Ansamitocins, the bacterial maytansinoids, show an activity spectrum and effective dosage range similar to maytansine. They inhibit P388 leukemia at daily doses as low as 0.8 μg/kg. Ansamitocin P3 (AP3) was also shown to be effective against multiple cancer cell lines (for review see Alkaloids, vol. 2, 149-204 (1984); Chem. Pharm. Bull. 52(1) 1-26 (2004)). The maytansinol C-3 esters with N-methyl-L-alanine derivatives are found to be much more cytotoxic than the corresponding esters of simple carboxylic acid and to be 100 times more cytotoxic than their epimers corresponding to N-methyl-D-alanine (U.S. Pat. Nos. 4,137,230; 4,260,608; Kawai, et al., Chem. Pharm. Bull. 32: 3441-3451 (1984); Widdison, et al., J. Med. Chem. 49: 4392-4408 (2006)).
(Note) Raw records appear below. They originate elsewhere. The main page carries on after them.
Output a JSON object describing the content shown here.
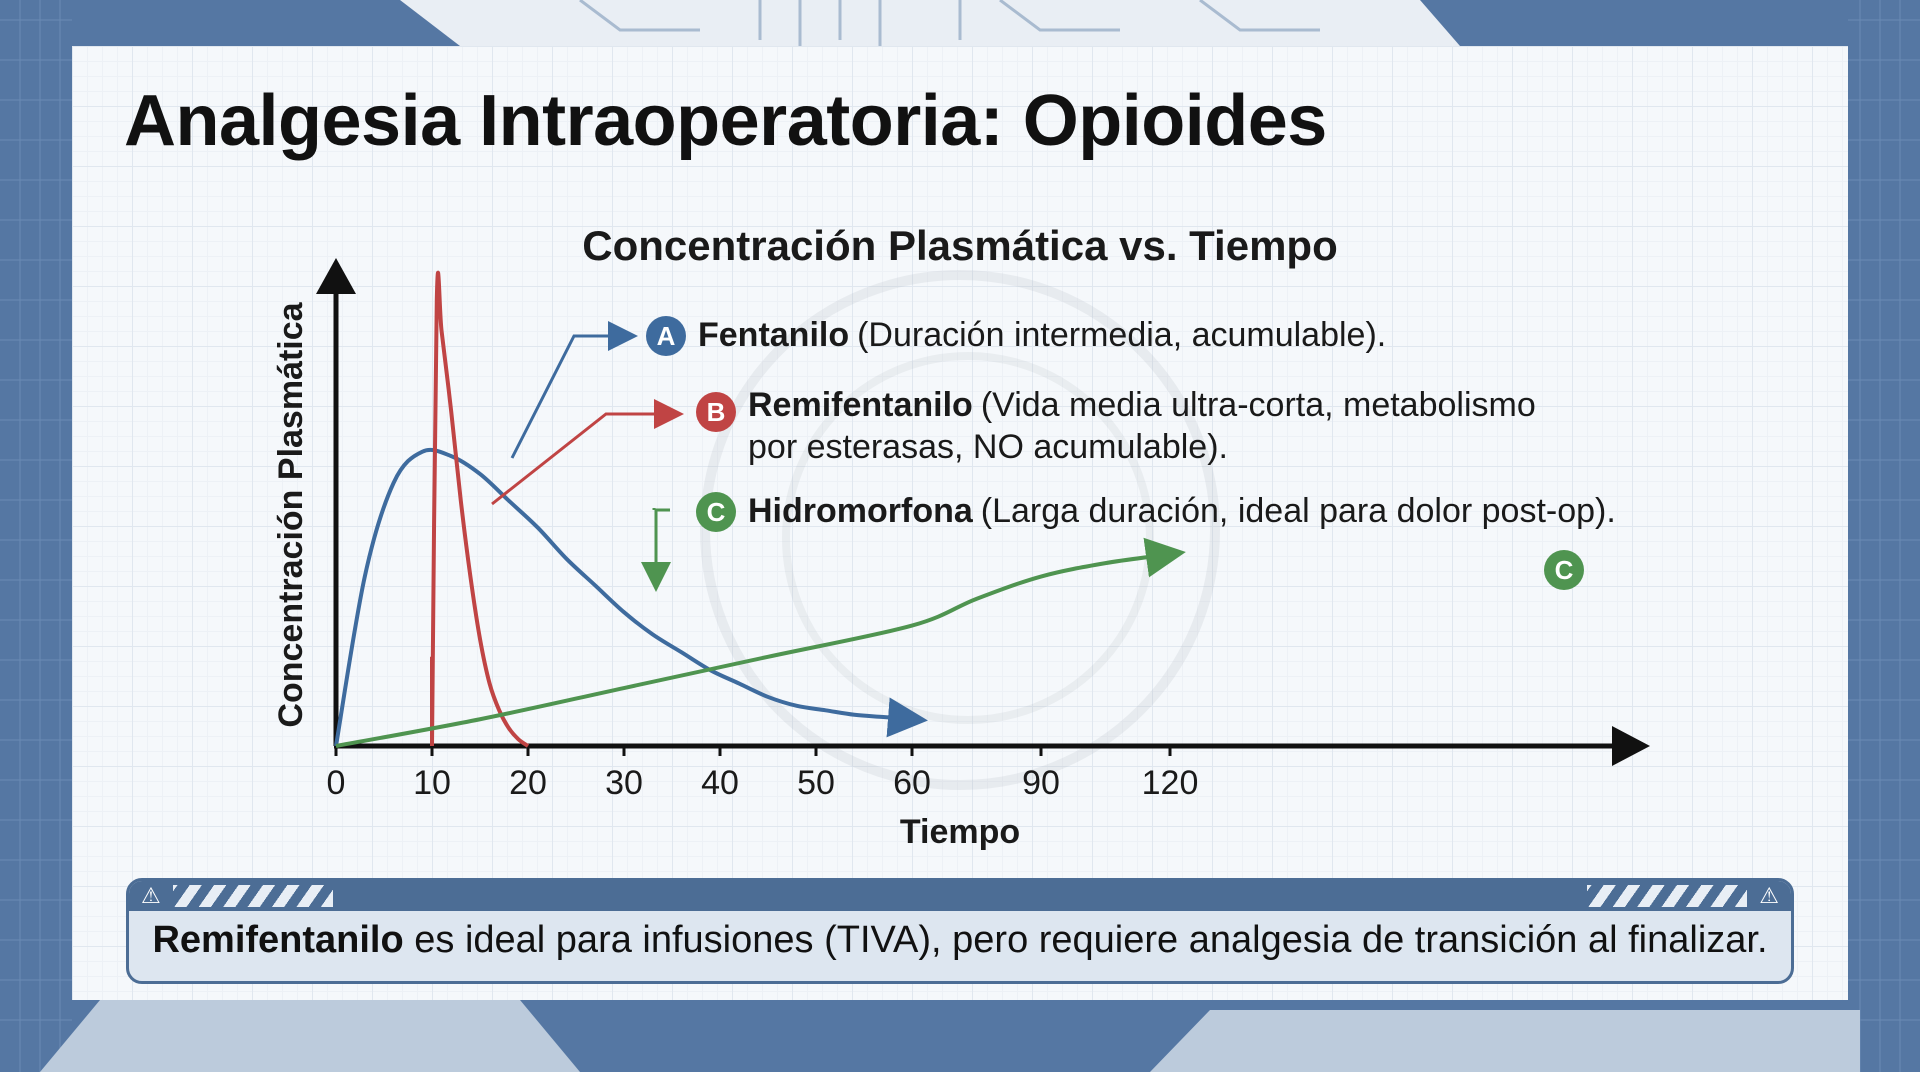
{
  "slide": {
    "title": "Analgesia Intraoperatoria: Opioides",
    "note": {
      "strong": "Remifentanilo",
      "rest": " es ideal para infusiones (TIVA), pero requiere analgesia de transición al finalizar."
    }
  },
  "colors": {
    "fentanilo": "#3e6b9e",
    "remifentanilo": "#c04444",
    "hidromorfona": "#4f9450",
    "frame": "#5577a3"
  },
  "chart_data": {
    "type": "line",
    "title": "Concentración Plasmática vs. Tiempo",
    "xlabel": "Tiempo",
    "ylabel": "Concentración Plasmática",
    "xticks": [
      "0",
      "10",
      "20",
      "30",
      "40",
      "50",
      "60",
      "90",
      "120"
    ],
    "xtick_values": [
      0,
      10,
      20,
      30,
      40,
      50,
      60,
      90,
      120
    ],
    "xlim": [
      0,
      120
    ],
    "ylim": [
      0,
      1
    ],
    "grid": true,
    "legend": "annotations",
    "series": [
      {
        "name": "Fentanilo",
        "badge": "A",
        "description": "(Duración intermedia, acumulable).",
        "color": "#3e6b9e",
        "x": [
          0,
          3,
          6,
          9,
          12,
          15,
          18,
          21,
          24,
          27,
          30,
          33,
          36,
          39,
          42,
          45,
          48,
          51,
          54,
          57,
          60
        ],
        "y": [
          0,
          0.38,
          0.59,
          0.66,
          0.65,
          0.61,
          0.55,
          0.49,
          0.42,
          0.36,
          0.3,
          0.25,
          0.21,
          0.17,
          0.14,
          0.11,
          0.09,
          0.08,
          0.07,
          0.065,
          0.06
        ]
      },
      {
        "name": "Remifentanilo",
        "badge": "B",
        "description_lines": [
          "(Vida media ultra-corta, metabolismo",
          "por esterasas, NO acumulable)."
        ],
        "color": "#c04444",
        "x": [
          10,
          10.5,
          11,
          12,
          13,
          14,
          15,
          16,
          17,
          18,
          19,
          20
        ],
        "y": [
          0,
          1.0,
          0.93,
          0.75,
          0.55,
          0.38,
          0.24,
          0.14,
          0.08,
          0.04,
          0.015,
          0
        ]
      },
      {
        "name": "Hidromorfona",
        "badge": "C",
        "description": "(Larga duración, ideal para dolor post-op).",
        "color": "#4f9450",
        "x": [
          0,
          15,
          30,
          45,
          60,
          75,
          90,
          105,
          120
        ],
        "y": [
          0,
          0.06,
          0.13,
          0.2,
          0.27,
          0.33,
          0.38,
          0.41,
          0.43
        ]
      }
    ]
  }
}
Maytansinoids were expected to have the capacity to treat many different cancers due to their highly toxic nature and the in vitro activities against multiple cancer cell lines. However, the toxicity also made this class of compounds not favorable in human clinical trials as the side effects were intolerable for many patients (Issel et al., Cancer Treat. Rev. 199-207 (1978)). Accordingly, targeted delivery of cytotoxic compounds to cancer cells by conjugating toxic drugs to monoclonal antibodies (ADC for antibody drug conjugate) is proposed in order to reduce the side effects. Certain conjugates of cytotoxic drugs such as maytansinoids, auristatins, anthracyclins, duocarmycins, etc. with antibodies are being evaluated in preclinical or clinical studies in the treatment of diseases.
Antibody drug conjugates (ADCs) are composed of three key elements: antibody, linker, and drug. The selection of a particular antibody and drug will have a great impact on the efficacy and safety depending on the particular disease. Linker stability and the method by which the drug is conjugated to the antibody plays a critical role in the success or failure of the ADC drug development.
The efficacy of an ADC depends in part on combination of a variety of parameters, involving not only the specificity of the antibody and the potency of drugs, but also the linker's stability or sensitivity to cleavage, the cell surface triggered the internalization, trafficking, and subsequent release of the active cytotoxic payload. Thus, ADC comprising different drug linkers or with different antibodies against the same target can vary significantly in their utility.